John Bolton, infatigable porte-flingue des neocon depuis le début du siècle, est à nouveau en campagne. Il retrouve un vieil adversaire : Erdogan et sa Turquie, qui sont en train de réaliser un coup fumant : la réconciliation avec Assad sous les excellents auspices de Poutine. Pourtant, tout, du côté de la Russie (et par conséquent, de la Syrie) semblait annoncer le contraire depuis le 24 février 2022, comme le note M.K. Bhadrakumar dans ‘Asia Times’ :

« La vision conventionnelle voulait que les intérêts géopolitiques de la Russie et de la Turquie entrent inévitablement en collision une fois les vannes ouvertes en Ukraine. C'est là que réside le paradoxe, car ce qui s'est passé est tout à fait contraire... »

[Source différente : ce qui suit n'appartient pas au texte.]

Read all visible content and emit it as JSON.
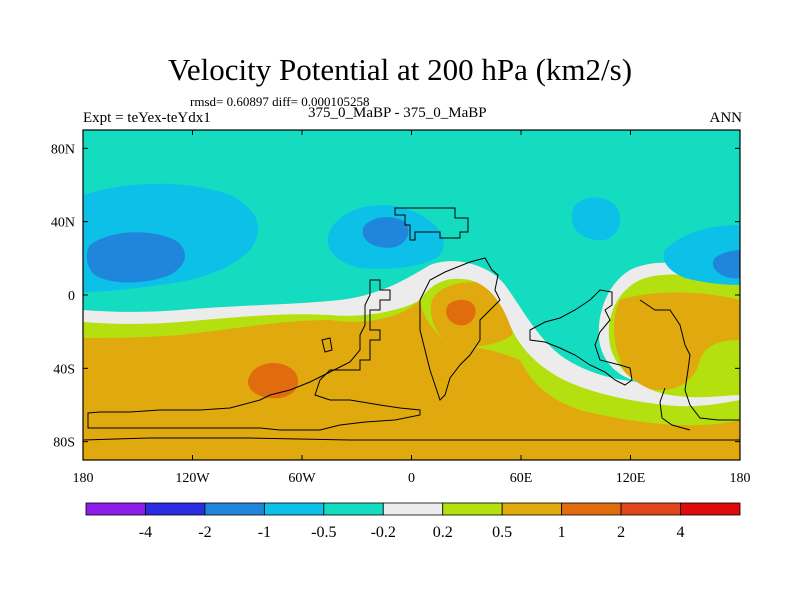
{
  "chart_data": {
    "type": "heatmap",
    "title": "Velocity Potential at 200 hPa (km2/s)",
    "stats_text": "rmsd= 0.60897 diff= 0.000105258",
    "experiment_label": "Expt = teYex-teYdx1",
    "period_label": "375_0_MaBP - 375_0_MaBP",
    "season_label": "ANN",
    "x_axis": {
      "range": [
        -180,
        180
      ],
      "ticks": [
        -180,
        -120,
        -60,
        0,
        60,
        120,
        180
      ],
      "tick_labels": [
        "180",
        "120W",
        "60W",
        "0",
        "60E",
        "120E",
        "180"
      ]
    },
    "y_axis": {
      "range": [
        -90,
        90
      ],
      "ticks": [
        80,
        40,
        0,
        -40,
        -80
      ],
      "tick_labels": [
        "80N",
        "40N",
        "0",
        "40S",
        "80S"
      ]
    },
    "colorbar": {
      "levels": [
        "-4",
        "-2",
        "-1",
        "-0.5",
        "-0.2",
        "0.2",
        "0.5",
        "1",
        "2",
        "4"
      ],
      "colors": [
        "#8c1eeb",
        "#2a2ee0",
        "#1f86dc",
        "#0dc0e8",
        "#14dcc1",
        "#ececec",
        "#b4e00f",
        "#e0a90d",
        "#e06c0d",
        "#e0461a",
        "#e00a0a"
      ]
    },
    "regions": [
      {
        "name": "band -0.5 to -0.2 (north)",
        "value_range": [
          -0.5,
          -0.2
        ],
        "color": "#14dcc1"
      },
      {
        "name": "band -1 to -0.5 (north-west lobe)",
        "value_range": [
          -1,
          -0.5
        ],
        "color": "#0dc0e8"
      },
      {
        "name": "min -2 to -1 near 160W 20N",
        "value_range": [
          -2,
          -1
        ],
        "color": "#1f86dc"
      },
      {
        "name": "near-zero band",
        "value_range": [
          -0.2,
          0.2
        ],
        "color": "#ececec"
      },
      {
        "name": "band 0.2 to 0.5",
        "value_range": [
          0.2,
          0.5
        ],
        "color": "#b4e00f"
      },
      {
        "name": "southern band 0.5 to 1",
        "value_range": [
          0.5,
          1
        ],
        "color": "#e0a90d"
      },
      {
        "name": "max 1 to 2 near 75W 40S",
        "value_range": [
          1,
          2
        ],
        "color": "#e06c0d"
      },
      {
        "name": "max 1 to 2 near 25E 10S",
        "value_range": [
          1,
          2
        ],
        "color": "#e06c0d"
      }
    ]
  }
}
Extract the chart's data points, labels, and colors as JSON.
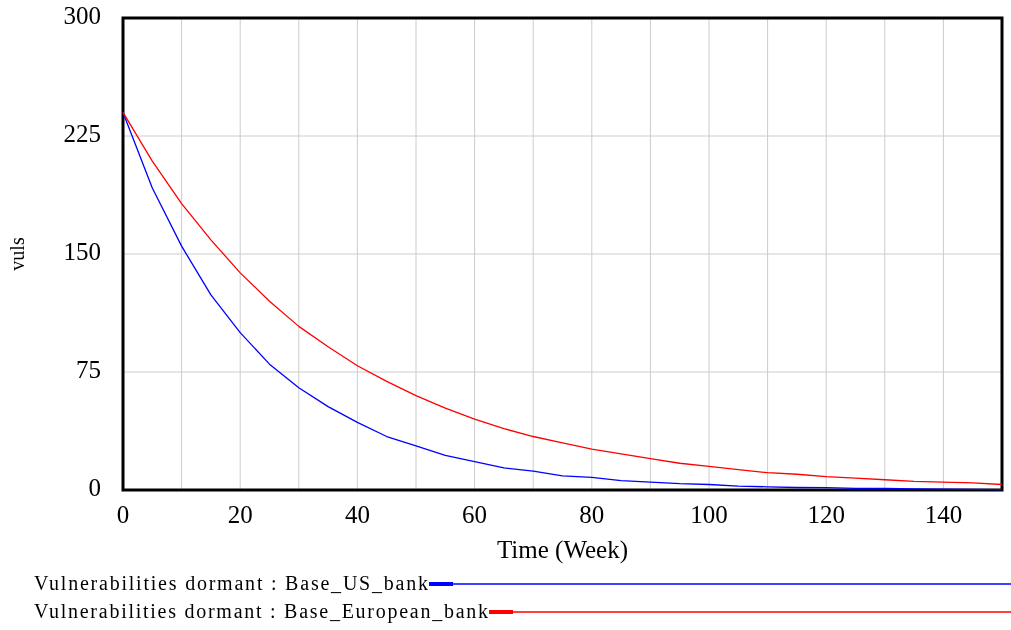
{
  "chart_data": {
    "type": "line",
    "xlabel": "Time (Week)",
    "ylabel": "vuls",
    "x": [
      0,
      5,
      10,
      15,
      20,
      25,
      30,
      35,
      40,
      45,
      50,
      55,
      60,
      65,
      70,
      75,
      80,
      85,
      90,
      95,
      100,
      105,
      110,
      115,
      120,
      125,
      130,
      135,
      140,
      145,
      150
    ],
    "series": [
      {
        "name": "Vulnerabilities dormant : Base_US_bank",
        "color": "#0000ff",
        "values": [
          240,
          192,
          155,
          124,
          100,
          80,
          65,
          53,
          43,
          34,
          28,
          22,
          18,
          14,
          12,
          9,
          8,
          6,
          5,
          4,
          3.5,
          2.5,
          2,
          1.6,
          1.5,
          1,
          1,
          0.7,
          0.5,
          0.4,
          0.3
        ]
      },
      {
        "name": "Vulnerabilities dormant : Base_European_bank",
        "color": "#ff0000",
        "values": [
          240,
          209,
          182,
          159,
          138,
          120,
          104,
          91,
          79,
          69,
          60,
          52,
          45,
          39,
          34,
          30,
          26,
          23,
          20,
          17,
          15,
          13,
          11,
          10,
          8.5,
          7.5,
          6.5,
          5.5,
          5,
          4.5,
          3.5
        ]
      }
    ],
    "xlim": [
      0,
      150
    ],
    "xticks": [
      0,
      20,
      40,
      60,
      80,
      100,
      120,
      140
    ],
    "ylim": [
      0,
      300
    ],
    "yticks": [
      0,
      75,
      150,
      225,
      300
    ],
    "grid": true,
    "legend": "bottom",
    "marker": "none",
    "line_style": "solid"
  }
}
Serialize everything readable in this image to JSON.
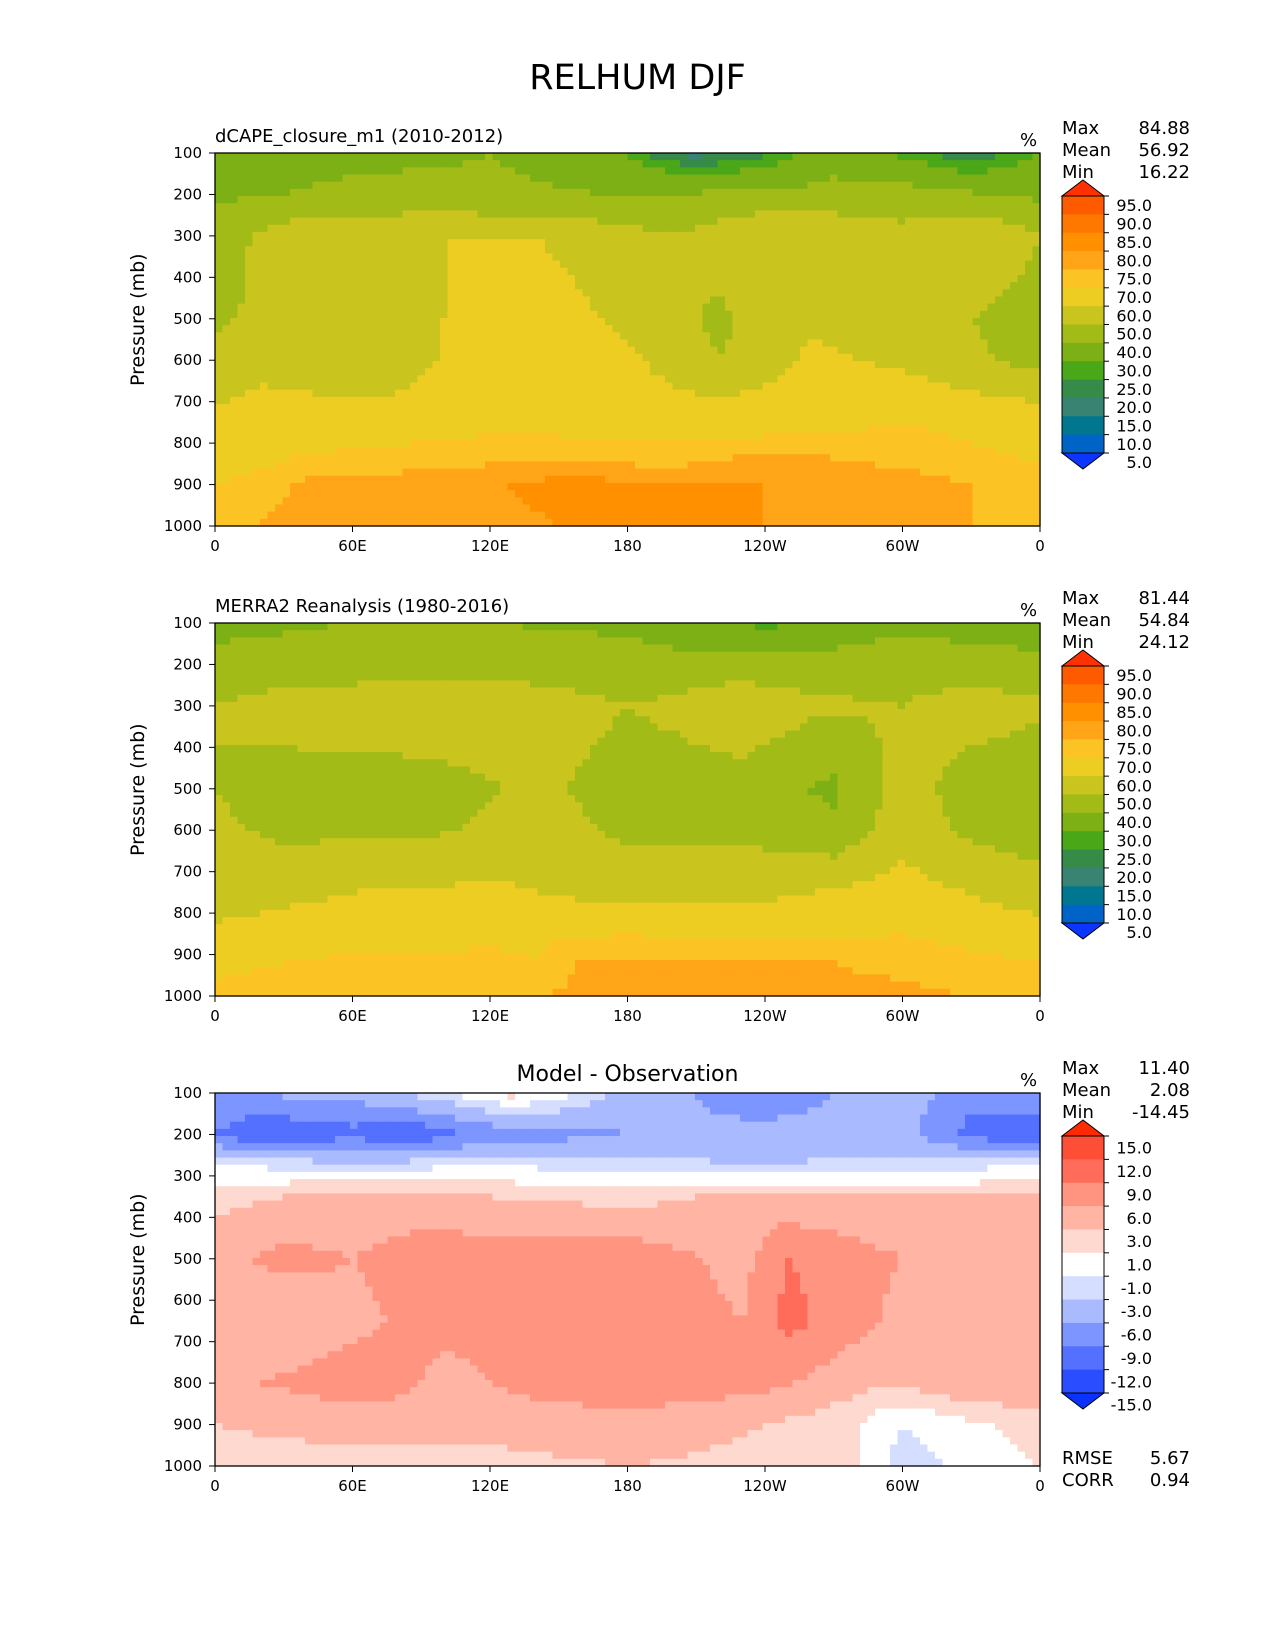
{
  "figure": {
    "title": "RELHUM DJF",
    "units": "%"
  },
  "chart_data": [
    {
      "type": "heatmap",
      "title": "dCAPE_closure_m1 (2010-2012)",
      "units": "%",
      "xlabel": "",
      "ylabel": "Pressure (mb)",
      "xticks": [
        "0",
        "60E",
        "120E",
        "180",
        "120W",
        "60W",
        "0"
      ],
      "yticks": [
        100,
        200,
        300,
        400,
        500,
        600,
        700,
        800,
        900,
        1000
      ],
      "ylim": [
        100,
        1000
      ],
      "stats": {
        "Max": "84.88",
        "Mean": "56.92",
        "Min": "16.22"
      },
      "colorbar_levels": [
        "95.0",
        "90.0",
        "85.0",
        "80.0",
        "75.0",
        "70.0",
        "60.0",
        "50.0",
        "40.0",
        "30.0",
        "25.0",
        "20.0",
        "15.0",
        "10.0",
        "5.0"
      ],
      "colorbar_colors": [
        "#fe3200",
        "#fe5a00",
        "#fe7800",
        "#ff9000",
        "#ffa517",
        "#fbc323",
        "#eecd23",
        "#cac41f",
        "#a3bb17",
        "#7cb014",
        "#4aa717",
        "#378b48",
        "#398372",
        "#00778f",
        "#0063c8",
        "#0c36ff"
      ],
      "fields": [
        {
          "p": 100,
          "lon": [
            0,
            10,
            60,
            120,
            150,
            180,
            190,
            210,
            240,
            270,
            300,
            330,
            360
          ],
          "rh": [
            30,
            34,
            38,
            40,
            38,
            30,
            24,
            17,
            24,
            36,
            28,
            20,
            30
          ]
        },
        {
          "p": 200,
          "lon": [
            0,
            60,
            120,
            180,
            240,
            300,
            360
          ],
          "rh": [
            38,
            42,
            41,
            40,
            42,
            44,
            38
          ]
        },
        {
          "p": 300,
          "lon": [
            0,
            30,
            90,
            140,
            200,
            240,
            270,
            300,
            330,
            360
          ],
          "rh": [
            45,
            55,
            60,
            60,
            50,
            60,
            58,
            53,
            60,
            50
          ]
        },
        {
          "p": 500,
          "lon": [
            0,
            20,
            45,
            75,
            125,
            180,
            220,
            260,
            300,
            340,
            360
          ],
          "rh": [
            48,
            52,
            55,
            52,
            68,
            58,
            48,
            58,
            56,
            48,
            46
          ]
        },
        {
          "p": 600,
          "lon": [
            0,
            20,
            45,
            75,
            125,
            180,
            220,
            260,
            300,
            340,
            360
          ],
          "rh": [
            55,
            58,
            55,
            52,
            70,
            62,
            50,
            62,
            58,
            50,
            47
          ]
        },
        {
          "p": 750,
          "lon": [
            0,
            60,
            120,
            180,
            240,
            300,
            360
          ],
          "rh": [
            62,
            65,
            68,
            66,
            66,
            70,
            66
          ]
        },
        {
          "p": 850,
          "lon": [
            0,
            40,
            100,
            150,
            200,
            240,
            300,
            360
          ],
          "rh": [
            66,
            72,
            74,
            76,
            74,
            78,
            74,
            70
          ]
        },
        {
          "p": 900,
          "lon": [
            0,
            40,
            100,
            150,
            200,
            240,
            300,
            360
          ],
          "rh": [
            70,
            76,
            78,
            82,
            81,
            80,
            78,
            72
          ]
        },
        {
          "p": 1000,
          "lon": [
            0,
            60,
            120,
            180,
            240,
            300,
            360
          ],
          "rh": [
            74,
            78,
            78,
            82,
            80,
            76,
            74
          ]
        }
      ]
    },
    {
      "type": "heatmap",
      "title": "MERRA2 Reanalysis (1980-2016)",
      "units": "%",
      "xlabel": "",
      "ylabel": "Pressure (mb)",
      "xticks": [
        "0",
        "60E",
        "120E",
        "180",
        "120W",
        "60W",
        "0"
      ],
      "yticks": [
        100,
        200,
        300,
        400,
        500,
        600,
        700,
        800,
        900,
        1000
      ],
      "ylim": [
        100,
        1000
      ],
      "stats": {
        "Max": "81.44",
        "Mean": "54.84",
        "Min": "24.12"
      },
      "colorbar_levels": [
        "95.0",
        "90.0",
        "85.0",
        "80.0",
        "75.0",
        "70.0",
        "60.0",
        "50.0",
        "40.0",
        "30.0",
        "25.0",
        "20.0",
        "15.0",
        "10.0",
        "5.0"
      ],
      "colorbar_colors": [
        "#fe3200",
        "#fe5a00",
        "#fe7800",
        "#ff9000",
        "#ffa517",
        "#fbc323",
        "#eecd23",
        "#cac41f",
        "#a3bb17",
        "#7cb014",
        "#4aa717",
        "#378b48",
        "#398372",
        "#00778f",
        "#0063c8",
        "#0c36ff"
      ],
      "fields": [
        {
          "p": 100,
          "lon": [
            0,
            60,
            120,
            180,
            210,
            240,
            270,
            300,
            330,
            360
          ],
          "rh": [
            38,
            40,
            40,
            38,
            32,
            28,
            32,
            38,
            36,
            36
          ]
        },
        {
          "p": 200,
          "lon": [
            0,
            60,
            120,
            180,
            240,
            300,
            360
          ],
          "rh": [
            42,
            44,
            46,
            44,
            44,
            46,
            42
          ]
        },
        {
          "p": 300,
          "lon": [
            0,
            30,
            90,
            140,
            180,
            200,
            230,
            260,
            300,
            330,
            360
          ],
          "rh": [
            50,
            55,
            58,
            55,
            50,
            52,
            58,
            52,
            50,
            55,
            52
          ]
        },
        {
          "p": 500,
          "lon": [
            0,
            30,
            90,
            140,
            180,
            230,
            270,
            300,
            330,
            360
          ],
          "rh": [
            50,
            45,
            45,
            52,
            46,
            45,
            38,
            55,
            45,
            42
          ]
        },
        {
          "p": 600,
          "lon": [
            0,
            30,
            90,
            140,
            180,
            230,
            270,
            300,
            330,
            360
          ],
          "rh": [
            52,
            48,
            48,
            54,
            48,
            48,
            42,
            56,
            48,
            44
          ]
        },
        {
          "p": 750,
          "lon": [
            0,
            60,
            120,
            180,
            240,
            300,
            360
          ],
          "rh": [
            55,
            60,
            62,
            56,
            58,
            64,
            55
          ]
        },
        {
          "p": 850,
          "lon": [
            0,
            60,
            120,
            180,
            240,
            300,
            360
          ],
          "rh": [
            62,
            66,
            68,
            70,
            68,
            70,
            64
          ]
        },
        {
          "p": 920,
          "lon": [
            0,
            60,
            120,
            140,
            160,
            240,
            300,
            360
          ],
          "rh": [
            68,
            72,
            72,
            70,
            76,
            76,
            74,
            70
          ]
        },
        {
          "p": 1000,
          "lon": [
            0,
            60,
            120,
            180,
            240,
            300,
            360
          ],
          "rh": [
            72,
            74,
            74,
            77,
            76,
            76,
            74
          ]
        }
      ]
    },
    {
      "type": "heatmap",
      "title": "Model - Observation",
      "units": "%",
      "xlabel": "",
      "ylabel": "Pressure (mb)",
      "xticks": [
        "0",
        "60E",
        "120E",
        "180",
        "120W",
        "60W",
        "0"
      ],
      "yticks": [
        100,
        200,
        300,
        400,
        500,
        600,
        700,
        800,
        900,
        1000
      ],
      "ylim": [
        100,
        1000
      ],
      "stats": {
        "Max": "11.40",
        "Mean": "2.08",
        "Min": "-14.45"
      },
      "footer_stats": {
        "RMSE": "5.67",
        "CORR": "0.94"
      },
      "colorbar_levels": [
        "15.0",
        "12.0",
        "9.0",
        "6.0",
        "3.0",
        "1.0",
        "-1.0",
        "-3.0",
        "-6.0",
        "-9.0",
        "-12.0",
        "-15.0"
      ],
      "colorbar_colors": [
        "#fe2a00",
        "#fe4e36",
        "#ff6c5a",
        "#ff9480",
        "#ffb4a4",
        "#fed9d0",
        "#ffffff",
        "#d6deff",
        "#aabaff",
        "#7d96ff",
        "#5370ff",
        "#2a4dff",
        "#0a32ff"
      ],
      "fields": [
        {
          "p": 100,
          "lon": [
            0,
            60,
            110,
            130,
            150,
            180,
            240,
            300,
            330,
            360
          ],
          "rh": [
            -6,
            -5,
            0,
            2,
            0,
            -4,
            -8,
            -4,
            -8,
            -6
          ]
        },
        {
          "p": 200,
          "lon": [
            0,
            20,
            60,
            80,
            120,
            180,
            240,
            300,
            330,
            360
          ],
          "rh": [
            -9,
            -12,
            -10,
            -12,
            -8,
            -6,
            -5,
            -5,
            -10,
            -12
          ]
        },
        {
          "p": 275,
          "lon": [
            0,
            60,
            120,
            180,
            240,
            300,
            360
          ],
          "rh": [
            -1,
            -2,
            -1,
            -2,
            -3,
            -2,
            -1
          ]
        },
        {
          "p": 350,
          "lon": [
            0,
            60,
            120,
            180,
            240,
            300,
            360
          ],
          "rh": [
            2,
            4,
            3,
            2,
            4,
            3,
            3
          ]
        },
        {
          "p": 500,
          "lon": [
            0,
            30,
            60,
            90,
            140,
            180,
            230,
            250,
            300,
            360
          ],
          "rh": [
            5,
            7,
            6,
            8,
            8,
            8,
            5,
            9,
            6,
            5
          ]
        },
        {
          "p": 650,
          "lon": [
            0,
            30,
            60,
            90,
            140,
            180,
            230,
            250,
            300,
            360
          ],
          "rh": [
            5,
            3,
            5,
            7,
            7,
            8,
            6,
            10,
            5,
            5
          ]
        },
        {
          "p": 800,
          "lon": [
            0,
            40,
            70,
            100,
            140,
            180,
            240,
            290,
            330,
            360
          ],
          "rh": [
            5,
            7,
            8,
            5,
            7,
            8,
            7,
            3,
            5,
            5
          ]
        },
        {
          "p": 900,
          "lon": [
            0,
            60,
            120,
            180,
            240,
            280,
            300,
            360
          ],
          "rh": [
            3,
            4,
            4,
            5,
            3,
            1,
            -1,
            2
          ]
        },
        {
          "p": 1000,
          "lon": [
            0,
            60,
            120,
            180,
            240,
            280,
            300,
            360
          ],
          "rh": [
            2,
            2,
            2,
            3,
            2,
            1,
            -2,
            1
          ]
        }
      ]
    }
  ]
}
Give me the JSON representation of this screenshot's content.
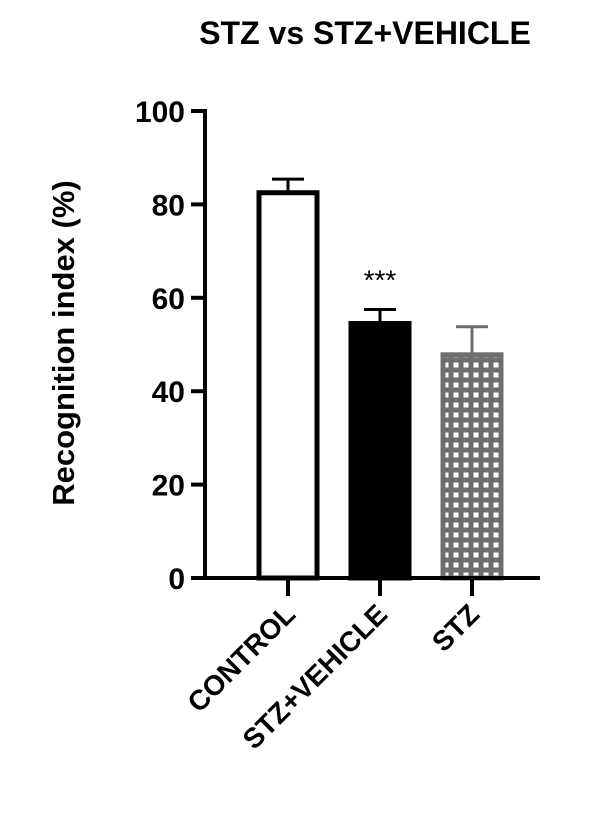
{
  "chart_data": {
    "type": "bar",
    "title": "STZ vs STZ+VEHICLE",
    "xlabel": "",
    "ylabel": "Recognition index (%)",
    "ylim": [
      0,
      100
    ],
    "yticks": [
      0,
      20,
      40,
      60,
      80,
      100
    ],
    "categories": [
      "CONTROL",
      "STZ+VEHICLE",
      "STZ"
    ],
    "values": [
      82.5,
      54.5,
      47.8
    ],
    "error_upper": [
      2.9,
      3.0,
      6.0
    ],
    "fills": [
      "none",
      "solid",
      "grid"
    ],
    "colors": [
      "#000000",
      "#000000",
      "#6e6e6e"
    ],
    "annotations": [
      {
        "category": "STZ+VEHICLE",
        "text": "***"
      }
    ],
    "grid": false,
    "legend": "none"
  }
}
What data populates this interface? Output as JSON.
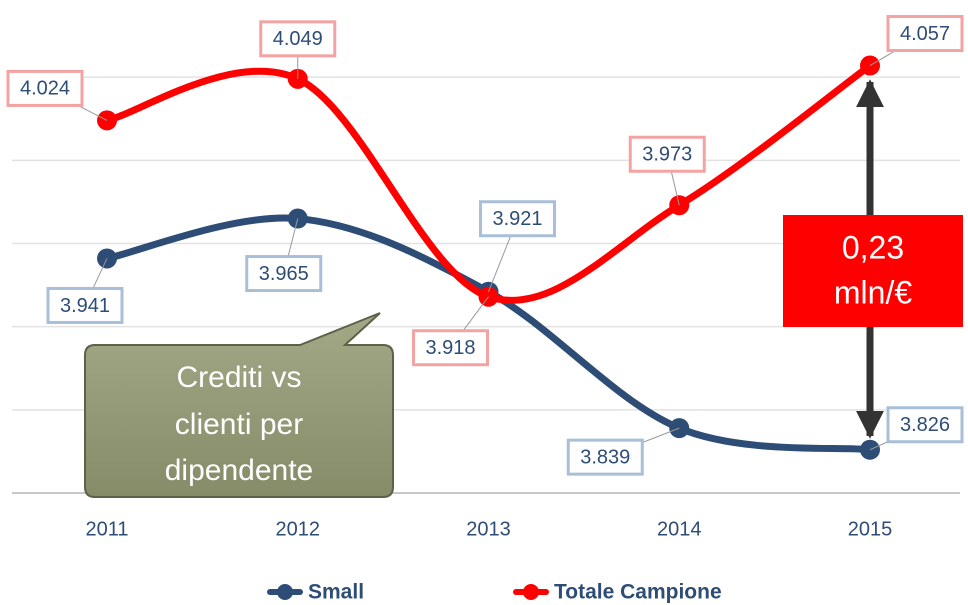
{
  "chart_data": {
    "type": "line",
    "categories": [
      "2011",
      "2012",
      "2013",
      "2014",
      "2015"
    ],
    "series": [
      {
        "name": "Small",
        "color": "#2e4d76",
        "values": [
          3.941,
          3.965,
          3.921,
          3.839,
          3.826
        ]
      },
      {
        "name": "Totale Campione",
        "color": "#ff0000",
        "values": [
          4.024,
          4.049,
          3.918,
          3.973,
          4.057
        ]
      }
    ],
    "ylim": [
      3.8,
      4.1
    ],
    "yticks": [
      3.8,
      3.85,
      3.9,
      3.95,
      4,
      4.05
    ],
    "grid": true,
    "difference_label": [
      "0,23",
      "mln/€"
    ],
    "callout": [
      "Crediti vs",
      "clienti per",
      "dipendente"
    ]
  }
}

Une série de trois phases (la première réalisée) est en cours, pour concrétiser la réconciliation entre la Turquie et la Syrie, qui serait pour l’œuvre de l’étonnante habileté diplomatique de Poutine.

• La première phase a donc eu lieu à Moscou, le 28 décembre 2022, entre les trois ministres de la défense et les trois chefs des services de renseignement de la Russie, de la Syrie et de la Turquie. Le ministre turc de la défense Hulusi Akar a déclaré le lendemain, avant de quitter Moscou en avion :

« Lors de la réunion [à Moscou], nous avons discuté de ce que nous pouvions faire pour améliorer la situation en Syrie et dans la région le plus rapidement possible tout en assurant la paix, la tranquillité et la stabilité.... Nous avons réitéré notre respect pour l'intégrité territoriale et les droits de souveraineté de tous nos voisins, en particulier la Syrie et l'Irak, et que notre seul objectif est la lutte contre le terrorisme, nous n'avons pas d'autre but. »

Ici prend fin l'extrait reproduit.